Su cuerpo, por lo general orgulloso y erguido, se encorvó sobre la silla como un macarrón reblandecido. Mystery bajó la mirada mientras seguía hablando.

—Sé exactamente lo que tendría que decir y hacer para que usted se sintiera atraída por mí. Está todo en mi cabeza. Cada regla. Cada paso. Cada palabra. Pero no puedo hacerlo; ya no.

La doctora asintió de forma mecánica.

—Tendría que verme cuando no estoy en este estado —continuó diciendo Mystery al tiempo que moqueaba—. He salido con algunas de las mujeres más bellas del mundo. Sí. Otro lugar, otro momento y usted hubiera sido mía.

—Sí. Claro que sí. —Asintió ella de forma paternalista.

Ella no lo sabía. ¿Cómo iba a saberlo? Pero aquel gigante llorón con el pañuelo arrugado entre las manos era un maestro de la seducción, un experto en el arte de la conquista, el mayor ligón del mundo. Eso no era algo debatible; era un hecho. Durante los últimos dos años, yo había conocido a los autoproclamados mejores ligones, y Mystery era el mejor de todos ellos. Conquistar a las mujeres era su afición, su pasión, su vocación.

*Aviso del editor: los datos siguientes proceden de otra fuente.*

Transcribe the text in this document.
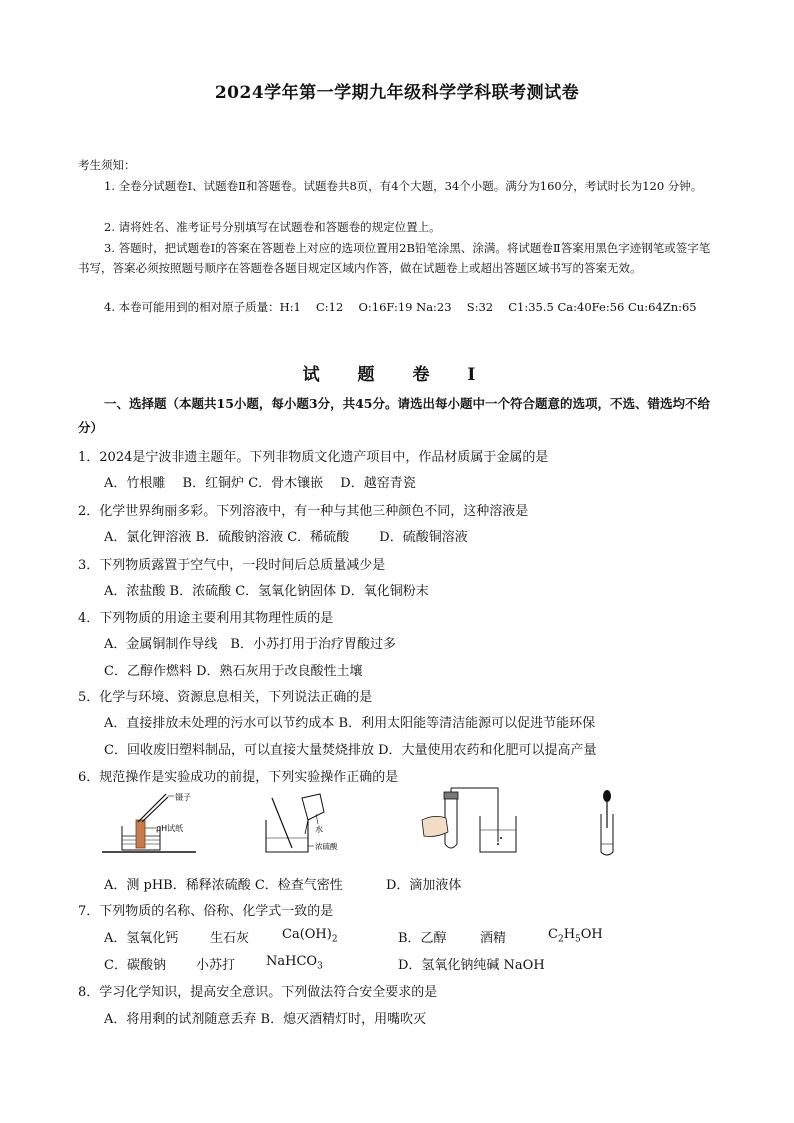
2024学年第一学期九年级科学学科联考测试卷
考生须知：
1. 全卷分试题卷Ⅰ、试题卷Ⅱ和答题卷。试题卷共8页，有4个大题，34个小题。满分为160分，考试时长为120 分钟。
2. 请将姓名、准考证号分别填写在试题卷和答题卷的规定位置上。
3. 答题时，把试题卷Ⅰ的答案在答题卷上对应的选项位置用2B铅笔涂黑、涂满。将试题卷Ⅱ答案用黑色字迹钢笔或签字笔书写，答案必须按照题号顺序在答题卷各题目规定区域内作答，做在试题卷上或超出答题区域书写的答案无效。
4. 本卷可能用到的相对原子质量：H:1　 C:12　 O:16F:19 Na:23　 S:32　 C1:35.5 Ca:40Fe:56 Cu:64Zn:65
试 题 卷 I
一、选择题（本题共15小题，每小题3分，共45分。请选出每小题中一个符合题意的选项，不选、错选均不给分）
1．2024是宁波非遗主题年。下列非物质文化遗产项目中，作品材质属于金属的是
A．竹根雕　 B．红铜炉 C．骨木镶嵌　 D．越窑青瓷
2．化学世界绚丽多彩。下列溶液中，有一种与其他三种颜色不同，这种溶液是
A．氯化钾溶液 B．硫酸钠溶液 C．稀硫酸　　 D．硫酸铜溶液
3．下列物质露置于空气中，一段时间后总质量减少是
A．浓盐酸 B．浓硫酸 C．氢氧化钠固体 D．氧化铜粉末
4．下列物质的用途主要利用其物理性质的是
A．金属铜制作导线　B．小苏打用于治疗胃酸过多
C．乙醇作燃料 D．熟石灰用于改良酸性土壤
5．化学与环境、资源息息相关，下列说法正确的是
A．直接排放未处理的污水可以节约成本 B．利用太阳能等清洁能源可以促进节能环保
C．回收废旧塑料制品，可以直接大量焚烧排放 D．大量使用农药和化肥可以提高产量
6．规范操作是实验成功的前提，下列实验操作正确的是
镊子
pH试纸	水
浓硫酸
A．测 pHB．稀释浓硫酸 C．检查气密性　　　 D．滴加液体
7．下列物质的名称、俗称、化学式一致的是
A．氢氧化钙 生石灰	$Ca(OH)_2$	B．乙醇	酒精	$C_2H_5OH$
C．碳酸钠 小苏打 NaHCO$_3$	D．氢氧化钠纯碱 NaOH
8．学习化学知识，提高安全意识。下列做法符合安全要求的是
A．将用剩的试剂随意丢弃 B．熄灭酒精灯时，用嘴吹灭
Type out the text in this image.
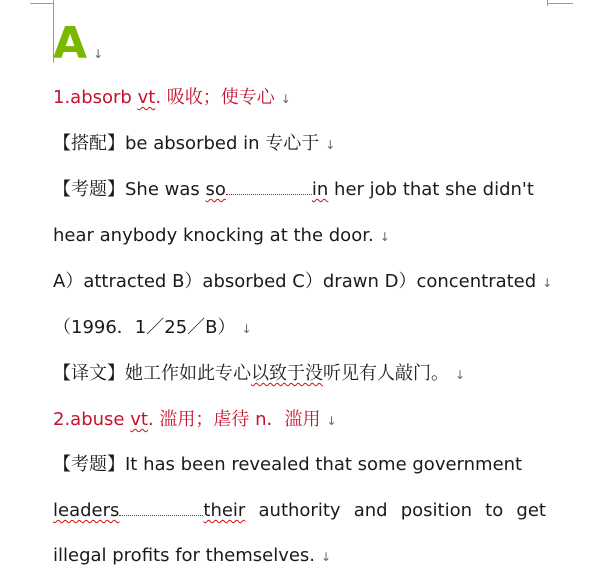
A ↓
1.absorb vt. 吸收；使专心 ↓
【搭配】be absorbed in 专心于 ↓
【考题】She was so	in her job that she didn't
hear anybody knocking at the door. ↓
A）attracted B）absorbed C）drawn D）concentrated ↓
（1996．1／25／B） ↓
【译文】她工作如此专心以致于没听见有人敲门。 ↓
2.abuse vt. 滥用；虐待 n．滥用 ↓
【考题】It has been revealed that some government
leaders	their authority and position to get
illegal profits for themselves. ↓
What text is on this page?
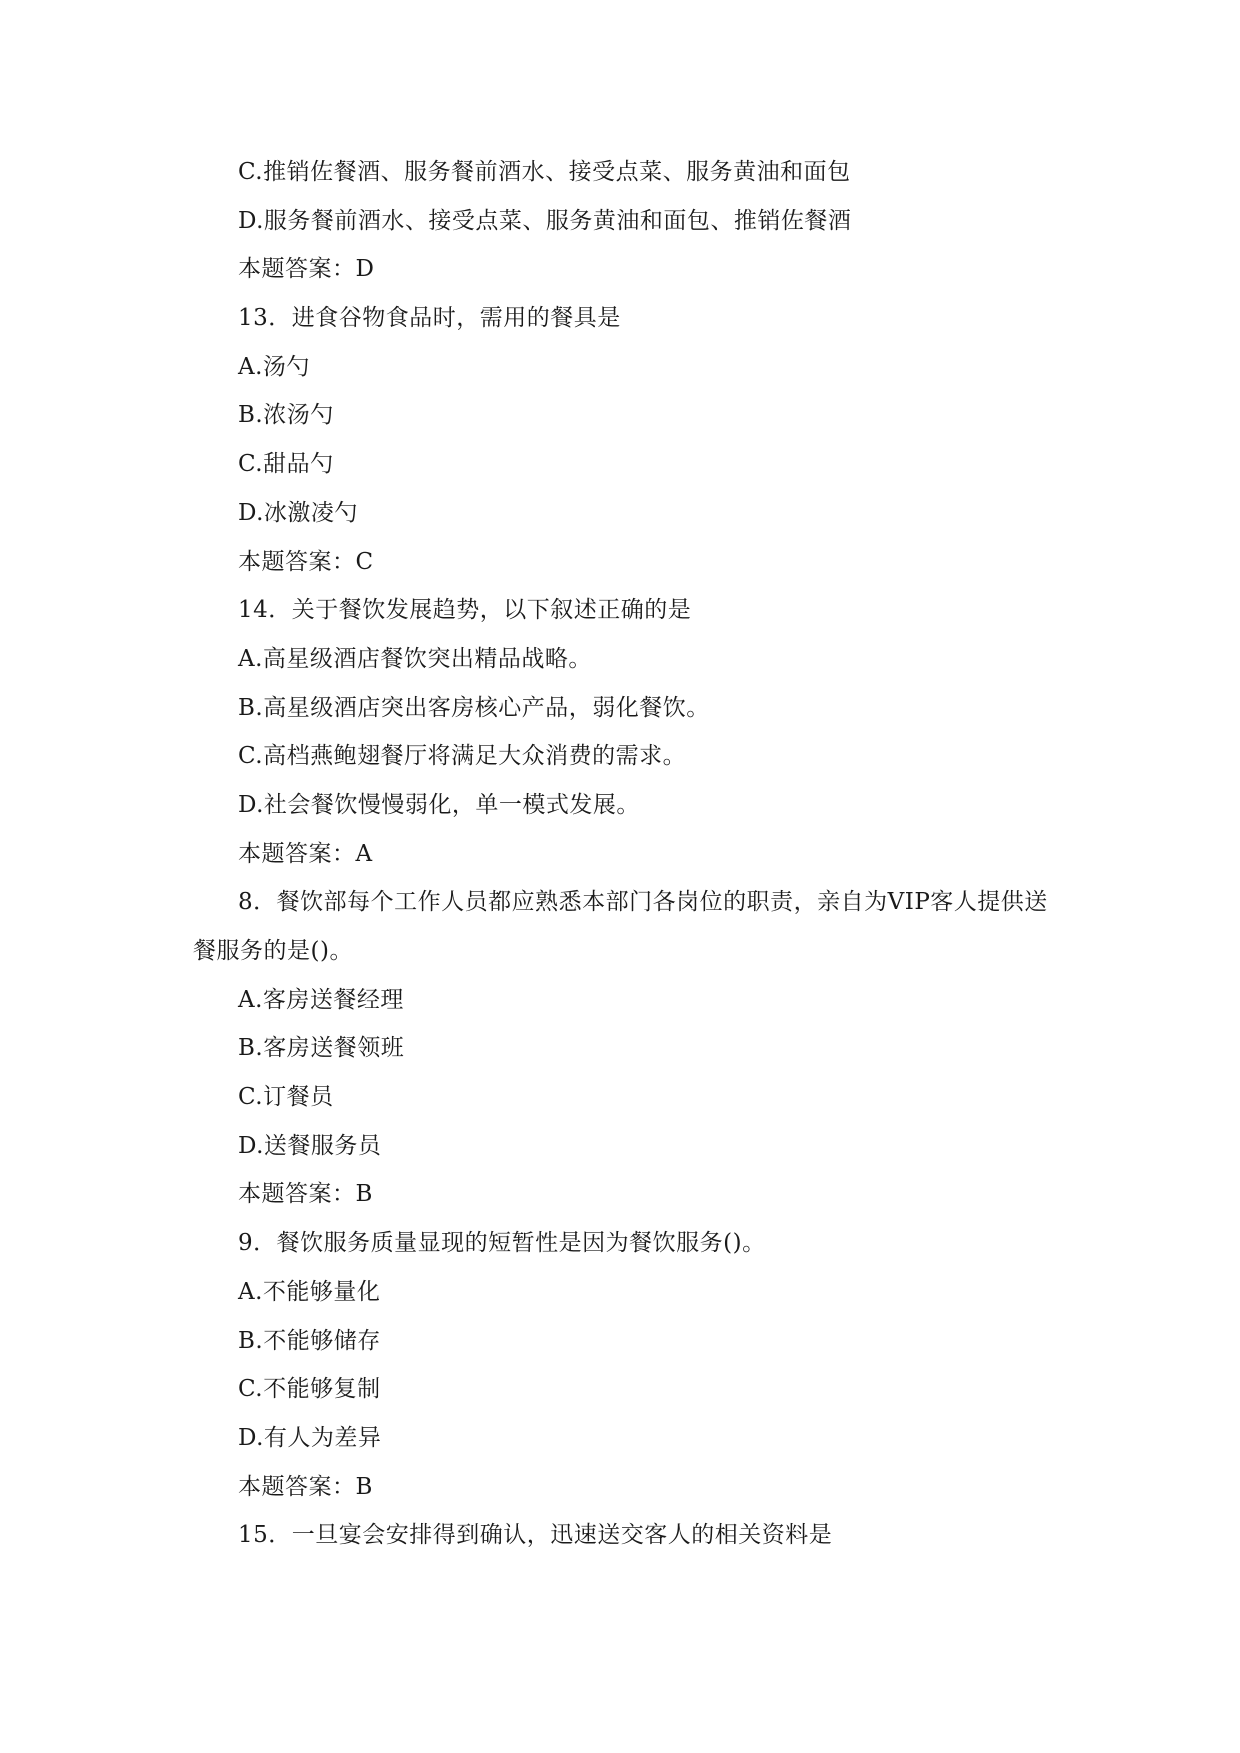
C.推销佐餐酒、服务餐前酒水、接受点菜、服务黄油和面包
D.服务餐前酒水、接受点菜、服务黄油和面包、推销佐餐酒
本题答案：D
13．进食谷物食品时，需用的餐具是
A.汤勺
B.浓汤勺
C.甜品勺
D.冰激凌勺
本题答案：C
14．关于餐饮发展趋势，以下叙述正确的是
A.高星级酒店餐饮突出精品战略。
B.高星级酒店突出客房核心产品，弱化餐饮。
C.高档燕鲍翅餐厅将满足大众消费的需求。
D.社会餐饮慢慢弱化，单一模式发展。
本题答案：A
8．餐饮部每个工作人员都应熟悉本部门各岗位的职责，亲自为VIP客人提供送餐服务的是()。
A.客房送餐经理
B.客房送餐领班
C.订餐员
D.送餐服务员
本题答案：B
9．餐饮服务质量显现的短暂性是因为餐饮服务()。
A.不能够量化
B.不能够储存
C.不能够复制
D.有人为差异
本题答案：B
15．一旦宴会安排得到确认，迅速送交客人的相关资料是
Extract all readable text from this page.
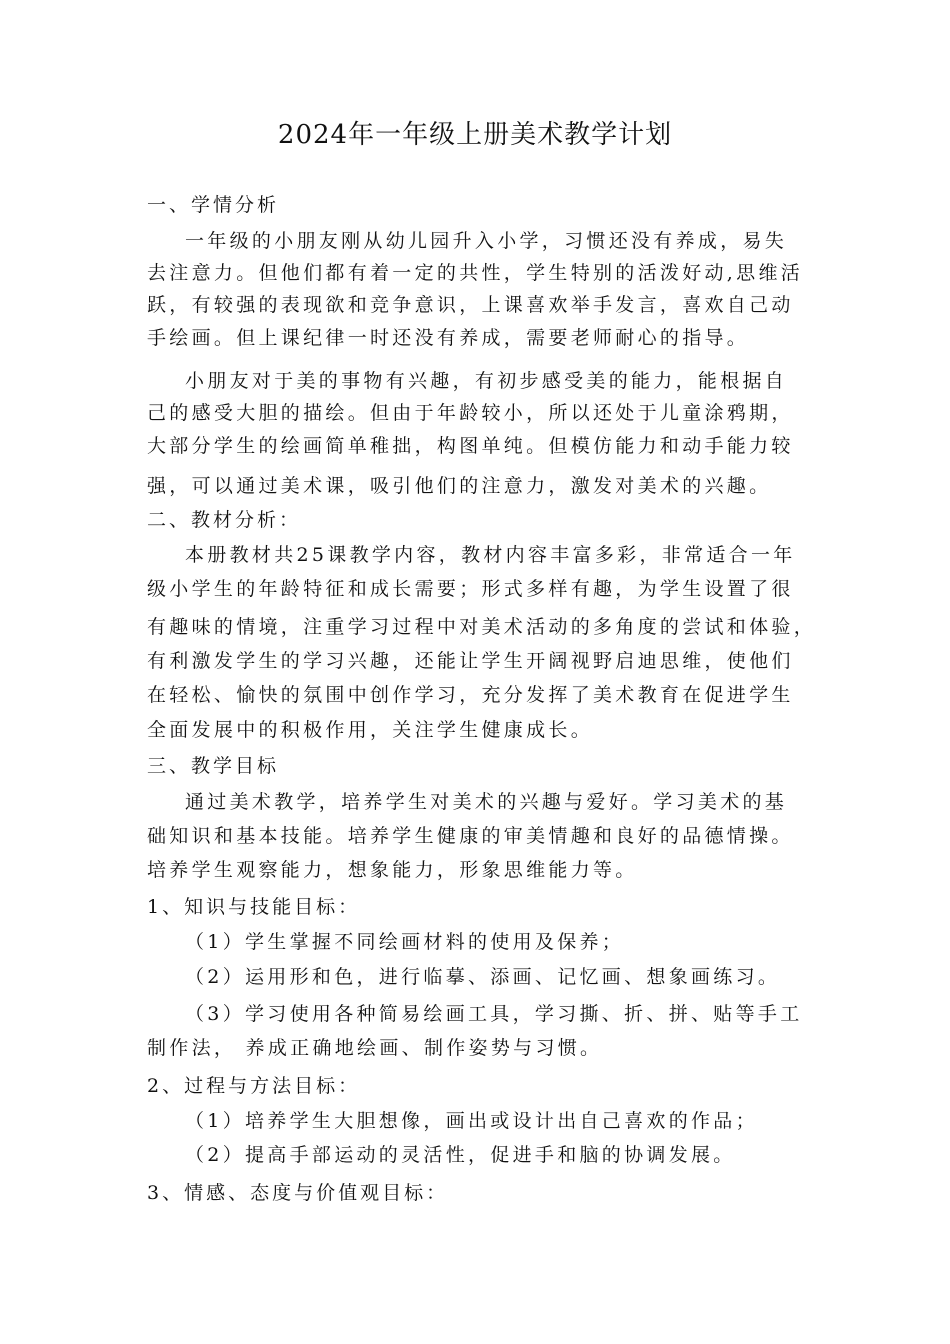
2024年一年级上册美术教学计划
一、学情分析
一年级的小朋友刚从幼儿园升入小学，习惯还没有养成，易失
去注意力。但他们都有着一定的共性，学生特别的活泼好动,思维活
跃，有较强的表现欲和竞争意识，上课喜欢举手发言，喜欢自己动
手绘画。但上课纪律一时还没有养成，需要老师耐心的指导。
小朋友对于美的事物有兴趣，有初步感受美的能力，能根据自
己的感受大胆的描绘。但由于年龄较小，所以还处于儿童涂鸦期，
大部分学生的绘画简单稚拙，构图单纯。但模仿能力和动手能力较
强，可以通过美术课，吸引他们的注意力，激发对美术的兴趣。
二、教材分析：
本册教材共25课教学内容，教材内容丰富多彩，非常适合一年
级小学生的年龄特征和成长需要；形式多样有趣，为学生设置了很
有趣味的情境，注重学习过程中对美术活动的多角度的尝试和体验，
有利激发学生的学习兴趣，还能让学生开阔视野启迪思维，使他们
在轻松、愉快的氛围中创作学习，充分发挥了美术教育在促进学生
全面发展中的积极作用，关注学生健康成长。
三、教学目标
通过美术教学，培养学生对美术的兴趣与爱好。学习美术的基
础知识和基本技能。培养学生健康的审美情趣和良好的品德情操。
培养学生观察能力，想象能力，形象思维能力等。
1、知识与技能目标：
（1）学生掌握不同绘画材料的使用及保养；
（2）运用形和色，进行临摹、添画、记忆画、想象画练习。
（3）学习使用各种简易绘画工具，学习撕、折、拼、贴等手工
制作法， 养成正确地绘画、制作姿势与习惯。
2、过程与方法目标：
（1）培养学生大胆想像，画出或设计出自己喜欢的作品；
（2）提高手部运动的灵活性，促进手和脑的协调发展。
3、情感、态度与价值观目标：
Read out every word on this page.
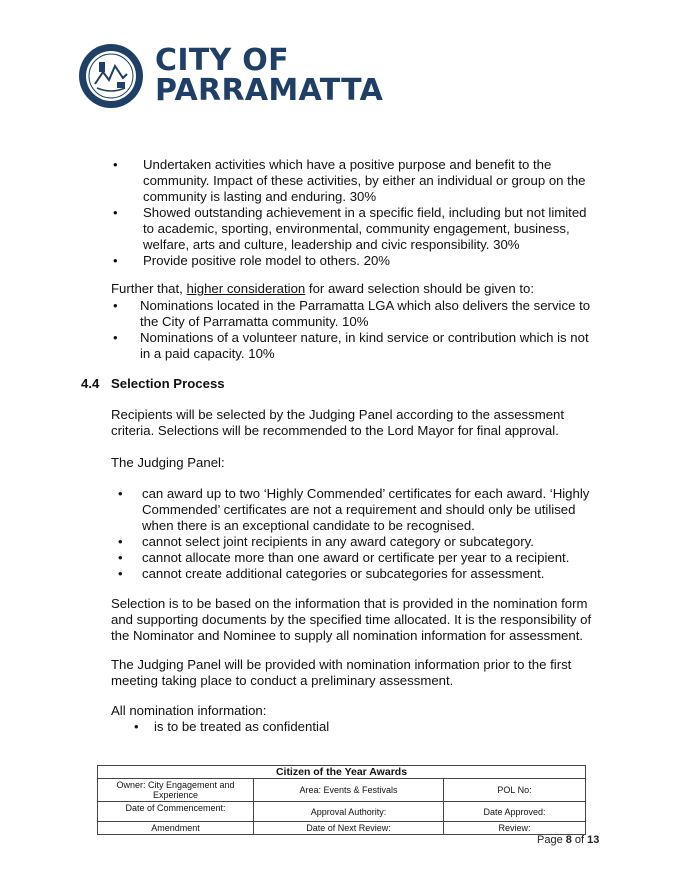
CITY OF
PARRAMATTA
• Undertaken activities which have a positive purpose and benefit to the
community. Impact of these activities, by either an individual or group on the
community is lasting and enduring. 30%
• Showed outstanding achievement in a specific field, including but not limited
to academic, sporting, environmental, community engagement, business,
welfare, arts and culture, leadership and civic responsibility. 30%
• Provide positive role model to others. 20%
Further that, higher consideration for award selection should be given to:
• Nominations located in the Parramatta LGA which also delivers the service to
the City of Parramatta community. 10%
• Nominations of a volunteer nature, in kind service or contribution which is not
in a paid capacity. 10%
4.4 Selection Process
Recipients will be selected by the Judging Panel according to the assessment
criteria. Selections will be recommended to the Lord Mayor for final approval.
The Judging Panel:
• can award up to two ‘Highly Commended’ certificates for each award. ‘Highly
Commended’ certificates are not a requirement and should only be utilised
when there is an exceptional candidate to be recognised.
• cannot select joint recipients in any award category or subcategory.
• cannot allocate more than one award or certificate per year to a recipient.
• cannot create additional categories or subcategories for assessment.
Selection is to be based on the information that is provided in the nomination form
and supporting documents by the specified time allocated. It is the responsibility of
the Nominator and Nominee to supply all nomination information for assessment.
The Judging Panel will be provided with nomination information prior to the first
meeting taking place to conduct a preliminary assessment.
All nomination information:
• is to be treated as confidential
Citizen of the Year Awards		
Owner: City Engagement and Experience	Area: Events & Festivals	POL No:
Date of Commencement:	Approval Authority:	Date Approved:
Amendment	Date of Next Review:	Review:
Page 8 of 13
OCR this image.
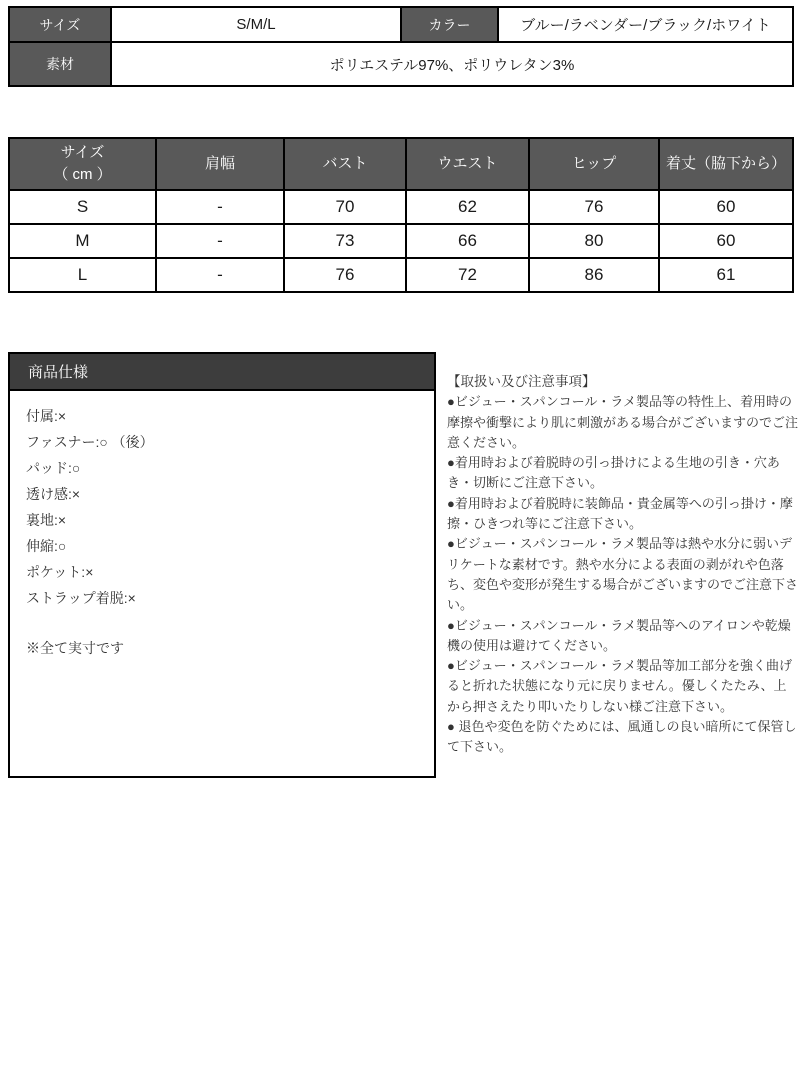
サイズ	S/M/L	カラー	ブルー/ラベンダー/ブラック/ホワイト
素材	ポリエステル97%、ポリウレタン3%		
サイズ
（ cm ）	肩幅	バスト	ウエスト	ヒップ	着丈（脇下から）
S	-	70	62	76	60
M	-	73	66	80	60
L	-	76	72	86	61
商品仕様
付属:×
ファスナー:○ （後）
パッド:○
透け感:×
裏地:×
伸縮:○
ポケット:×
ストラップ着脱:×
※全て実寸です
【取扱い及び注意事項】

●ビジュー・スパンコール・ラメ製品等の特性上、着用時の摩擦や衝撃により肌に刺激がある場合がございますのでご注意ください。

●着用時および着脱時の引っ掛けによる生地の引き・穴あき・切断にご注意下さい。

●着用時および着脱時に装飾品・貴金属等への引っ掛け・摩擦・ひきつれ等にご注意下さい。

●ビジュー・スパンコール・ラメ製品等は熱や水分に弱いデリケートな素材です。熱や水分による表面の剥がれや色落ち、変色や変形が発生する場合がございますのでご注意下さい。

●ビジュー・スパンコール・ラメ製品等へのアイロンや乾燥機の使用は避けてください。

●ビジュー・スパンコール・ラメ製品等加工部分を強く曲げると折れた状態になり元に戻りません。優しくたたみ、上から押さえたり叩いたりしない様ご注意下さい。

● 退色や変色を防ぐためには、風通しの良い暗所にて保管して下さい。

Sólo había una persona viva que estuviera a su altura. Y ese hombre estaba sentado a su lado. Y era Mystery quien me había convertido en una superestrella. Juntos habíamos reinado en el mundo de la seducción, habíamos logrado conquistas imposibles ante las miradas atónitas de nuestros discípulos en Los Ángeles, Nueva York, Montreal, Londres, Melbourne, Belgrado, Odessa, y aun más allá.

Y ahora estábamos juntos en una casa de locos.